I am learning group-homomorphisms. I have two questions:
I have the answer of the first one.
Your answer to the first question is correct.
For the second question, suppose that there were an onto homomorphism $f : \mathbb{Q} \to \mathbb{Z}$. Then there exists some $q \in \mathbb{Q}$ such that $f(q) = 1$. But then, $x = f(q/2)$ is an integer satisfying $$2x = x+x = f(q/2) + f(q/2) = f(q/2 + q/2) = f(q) = 1,$$ which is impossible. Therefore there is no such $f$.
The argument given for the first question is correct. Indeed, homomorphic image of a cyclic group is necessarily cyclic. $\mathbb Q$ is non-cyclic so there can't be an onto group homomorphism $\mathbb Z\to\mathbb Q$.
There's no onto group homomorphism $\mathbb Q\to\mathbb Z$ either, but you can prove something stronger i.e., the only group homomorphism $\mathbb Q\to\mathbb Z$ is the trivial one.

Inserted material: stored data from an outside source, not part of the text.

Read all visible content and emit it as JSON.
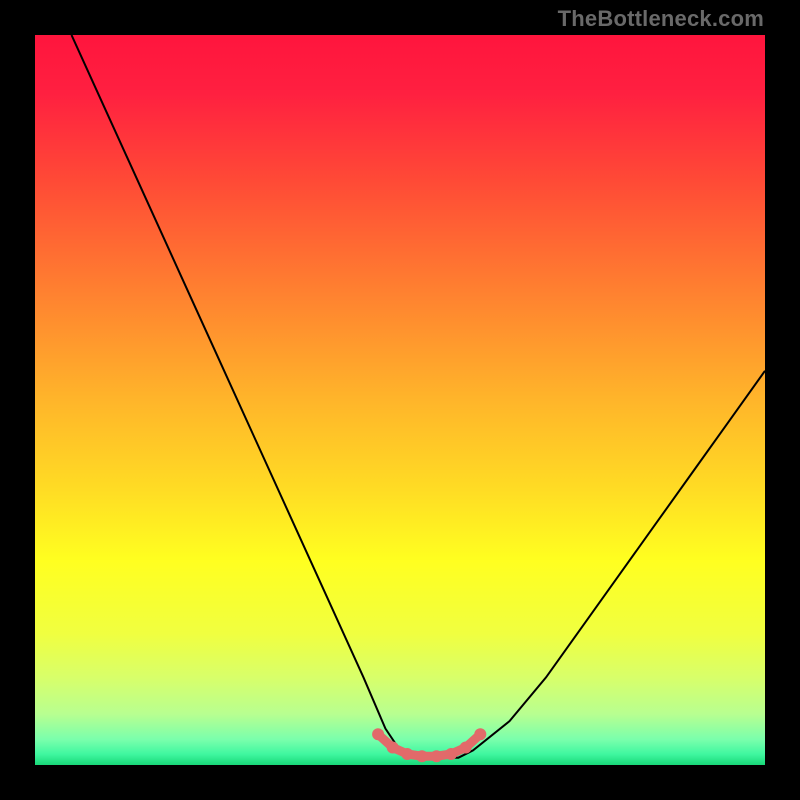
{
  "watermark": "TheBottleneck.com",
  "gradient": {
    "stops": [
      {
        "offset": 0.0,
        "color": "#ff153d"
      },
      {
        "offset": 0.08,
        "color": "#ff2040"
      },
      {
        "offset": 0.2,
        "color": "#ff4a36"
      },
      {
        "offset": 0.35,
        "color": "#ff8030"
      },
      {
        "offset": 0.5,
        "color": "#ffb52a"
      },
      {
        "offset": 0.62,
        "color": "#ffdb24"
      },
      {
        "offset": 0.72,
        "color": "#ffff20"
      },
      {
        "offset": 0.82,
        "color": "#f0ff40"
      },
      {
        "offset": 0.88,
        "color": "#d8ff6a"
      },
      {
        "offset": 0.93,
        "color": "#b8ff90"
      },
      {
        "offset": 0.965,
        "color": "#7affac"
      },
      {
        "offset": 0.985,
        "color": "#40f7a0"
      },
      {
        "offset": 1.0,
        "color": "#18d878"
      }
    ]
  },
  "chart_data": {
    "type": "line",
    "title": "",
    "xlabel": "",
    "ylabel": "",
    "xlim": [
      0,
      100
    ],
    "ylim": [
      0,
      100
    ],
    "series": [
      {
        "name": "bottleneck-curve",
        "x": [
          5,
          10,
          15,
          20,
          25,
          30,
          35,
          40,
          45,
          48,
          50,
          52,
          55,
          58,
          60,
          65,
          70,
          75,
          80,
          85,
          90,
          95,
          100
        ],
        "y": [
          100,
          89,
          78,
          67,
          56,
          45,
          34,
          23,
          12,
          5,
          2,
          1,
          1,
          1,
          2,
          6,
          12,
          19,
          26,
          33,
          40,
          47,
          54
        ]
      }
    ],
    "markers": {
      "name": "optimal-range-dots",
      "color": "#e26a6a",
      "x": [
        47,
        49,
        51,
        53,
        55,
        57,
        59,
        61
      ],
      "y": [
        4.2,
        2.4,
        1.5,
        1.2,
        1.2,
        1.5,
        2.4,
        4.2
      ]
    }
  }
}
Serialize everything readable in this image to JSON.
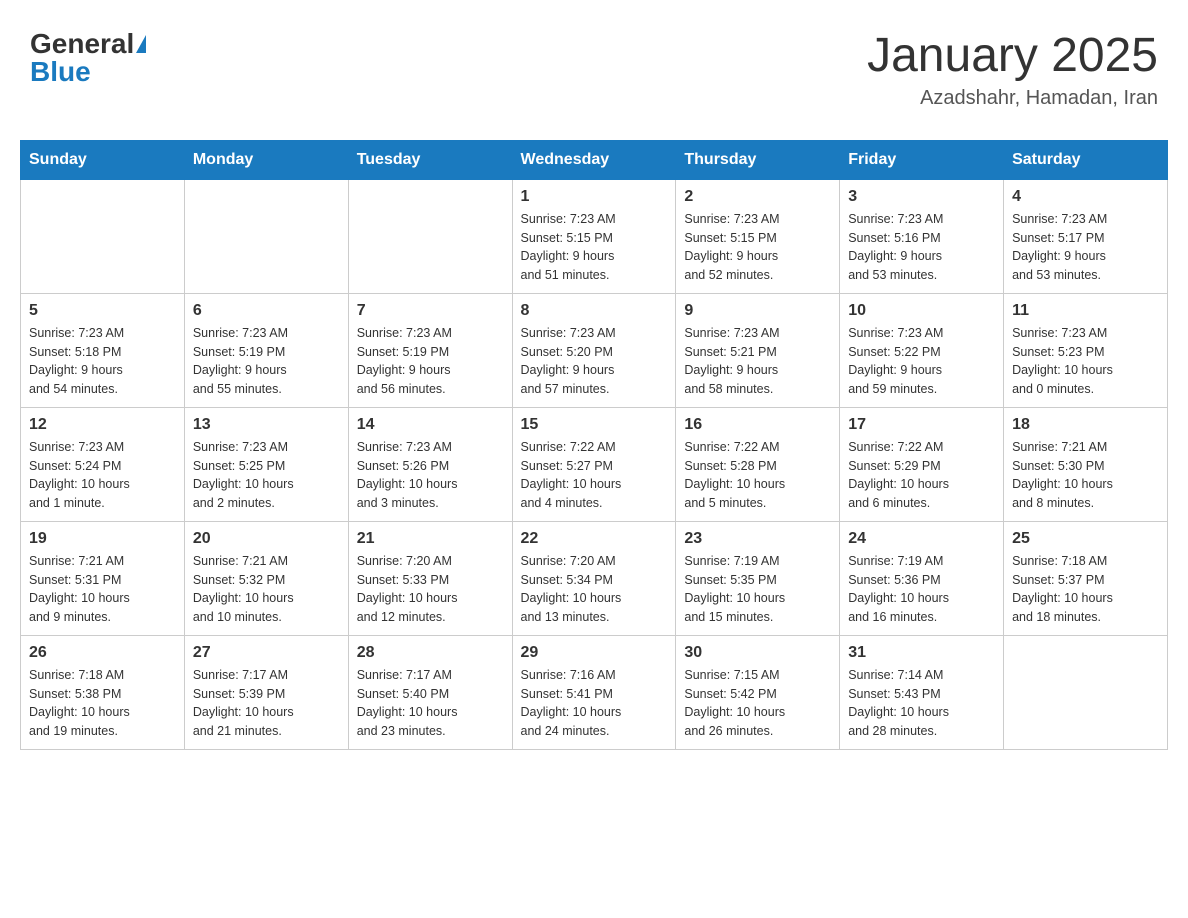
{
  "header": {
    "logo_general": "General",
    "logo_blue": "Blue",
    "month_title": "January 2025",
    "location": "Azadshahr, Hamadan, Iran"
  },
  "days_of_week": [
    "Sunday",
    "Monday",
    "Tuesday",
    "Wednesday",
    "Thursday",
    "Friday",
    "Saturday"
  ],
  "weeks": [
    [
      {
        "day": "",
        "info": ""
      },
      {
        "day": "",
        "info": ""
      },
      {
        "day": "",
        "info": ""
      },
      {
        "day": "1",
        "info": "Sunrise: 7:23 AM\nSunset: 5:15 PM\nDaylight: 9 hours\nand 51 minutes."
      },
      {
        "day": "2",
        "info": "Sunrise: 7:23 AM\nSunset: 5:15 PM\nDaylight: 9 hours\nand 52 minutes."
      },
      {
        "day": "3",
        "info": "Sunrise: 7:23 AM\nSunset: 5:16 PM\nDaylight: 9 hours\nand 53 minutes."
      },
      {
        "day": "4",
        "info": "Sunrise: 7:23 AM\nSunset: 5:17 PM\nDaylight: 9 hours\nand 53 minutes."
      }
    ],
    [
      {
        "day": "5",
        "info": "Sunrise: 7:23 AM\nSunset: 5:18 PM\nDaylight: 9 hours\nand 54 minutes."
      },
      {
        "day": "6",
        "info": "Sunrise: 7:23 AM\nSunset: 5:19 PM\nDaylight: 9 hours\nand 55 minutes."
      },
      {
        "day": "7",
        "info": "Sunrise: 7:23 AM\nSunset: 5:19 PM\nDaylight: 9 hours\nand 56 minutes."
      },
      {
        "day": "8",
        "info": "Sunrise: 7:23 AM\nSunset: 5:20 PM\nDaylight: 9 hours\nand 57 minutes."
      },
      {
        "day": "9",
        "info": "Sunrise: 7:23 AM\nSunset: 5:21 PM\nDaylight: 9 hours\nand 58 minutes."
      },
      {
        "day": "10",
        "info": "Sunrise: 7:23 AM\nSunset: 5:22 PM\nDaylight: 9 hours\nand 59 minutes."
      },
      {
        "day": "11",
        "info": "Sunrise: 7:23 AM\nSunset: 5:23 PM\nDaylight: 10 hours\nand 0 minutes."
      }
    ],
    [
      {
        "day": "12",
        "info": "Sunrise: 7:23 AM\nSunset: 5:24 PM\nDaylight: 10 hours\nand 1 minute."
      },
      {
        "day": "13",
        "info": "Sunrise: 7:23 AM\nSunset: 5:25 PM\nDaylight: 10 hours\nand 2 minutes."
      },
      {
        "day": "14",
        "info": "Sunrise: 7:23 AM\nSunset: 5:26 PM\nDaylight: 10 hours\nand 3 minutes."
      },
      {
        "day": "15",
        "info": "Sunrise: 7:22 AM\nSunset: 5:27 PM\nDaylight: 10 hours\nand 4 minutes."
      },
      {
        "day": "16",
        "info": "Sunrise: 7:22 AM\nSunset: 5:28 PM\nDaylight: 10 hours\nand 5 minutes."
      },
      {
        "day": "17",
        "info": "Sunrise: 7:22 AM\nSunset: 5:29 PM\nDaylight: 10 hours\nand 6 minutes."
      },
      {
        "day": "18",
        "info": "Sunrise: 7:21 AM\nSunset: 5:30 PM\nDaylight: 10 hours\nand 8 minutes."
      }
    ],
    [
      {
        "day": "19",
        "info": "Sunrise: 7:21 AM\nSunset: 5:31 PM\nDaylight: 10 hours\nand 9 minutes."
      },
      {
        "day": "20",
        "info": "Sunrise: 7:21 AM\nSunset: 5:32 PM\nDaylight: 10 hours\nand 10 minutes."
      },
      {
        "day": "21",
        "info": "Sunrise: 7:20 AM\nSunset: 5:33 PM\nDaylight: 10 hours\nand 12 minutes."
      },
      {
        "day": "22",
        "info": "Sunrise: 7:20 AM\nSunset: 5:34 PM\nDaylight: 10 hours\nand 13 minutes."
      },
      {
        "day": "23",
        "info": "Sunrise: 7:19 AM\nSunset: 5:35 PM\nDaylight: 10 hours\nand 15 minutes."
      },
      {
        "day": "24",
        "info": "Sunrise: 7:19 AM\nSunset: 5:36 PM\nDaylight: 10 hours\nand 16 minutes."
      },
      {
        "day": "25",
        "info": "Sunrise: 7:18 AM\nSunset: 5:37 PM\nDaylight: 10 hours\nand 18 minutes."
      }
    ],
    [
      {
        "day": "26",
        "info": "Sunrise: 7:18 AM\nSunset: 5:38 PM\nDaylight: 10 hours\nand 19 minutes."
      },
      {
        "day": "27",
        "info": "Sunrise: 7:17 AM\nSunset: 5:39 PM\nDaylight: 10 hours\nand 21 minutes."
      },
      {
        "day": "28",
        "info": "Sunrise: 7:17 AM\nSunset: 5:40 PM\nDaylight: 10 hours\nand 23 minutes."
      },
      {
        "day": "29",
        "info": "Sunrise: 7:16 AM\nSunset: 5:41 PM\nDaylight: 10 hours\nand 24 minutes."
      },
      {
        "day": "30",
        "info": "Sunrise: 7:15 AM\nSunset: 5:42 PM\nDaylight: 10 hours\nand 26 minutes."
      },
      {
        "day": "31",
        "info": "Sunrise: 7:14 AM\nSunset: 5:43 PM\nDaylight: 10 hours\nand 28 minutes."
      },
      {
        "day": "",
        "info": ""
      }
    ]
  ]
}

Let $f\colon\,\mathbb Q\to\mathbb Z$ be a group homomorphism. For each $n\in \mathbb Z^+$, we have $\begin{align}f(1)&=f\bigg(\underbrace{\frac{1}{n}+\ldots+\frac{1}{n}}_{\text{$n$ times}}\bigg)\\& = \underbrace{f\!\left(\frac{1}{n}\right)+\ldots+f\!\left(\frac{1}{n}\right)}_{\text{$n$ times}}\\ &= n\,f\!\left(\frac 1n\right)\end{align}\tag*{}$
Thus, for every $n\in \mathbb Z^+$, we have $n\mid f(1)$. It follows that $f(1)=0$.
Now, $0=f(1)=n\,f\!\left(\frac 1n\right)\implies f\!\left(\frac 1n\right)=0$ for each $n\in\mathbb Z^+$.
$\implies f\!\left(\frac mn\right) = m\times 0=0$ for all $m\in\mathbb Z$ and $n\in\mathbb Z^+$.
Thus, $f$ is the trivial map.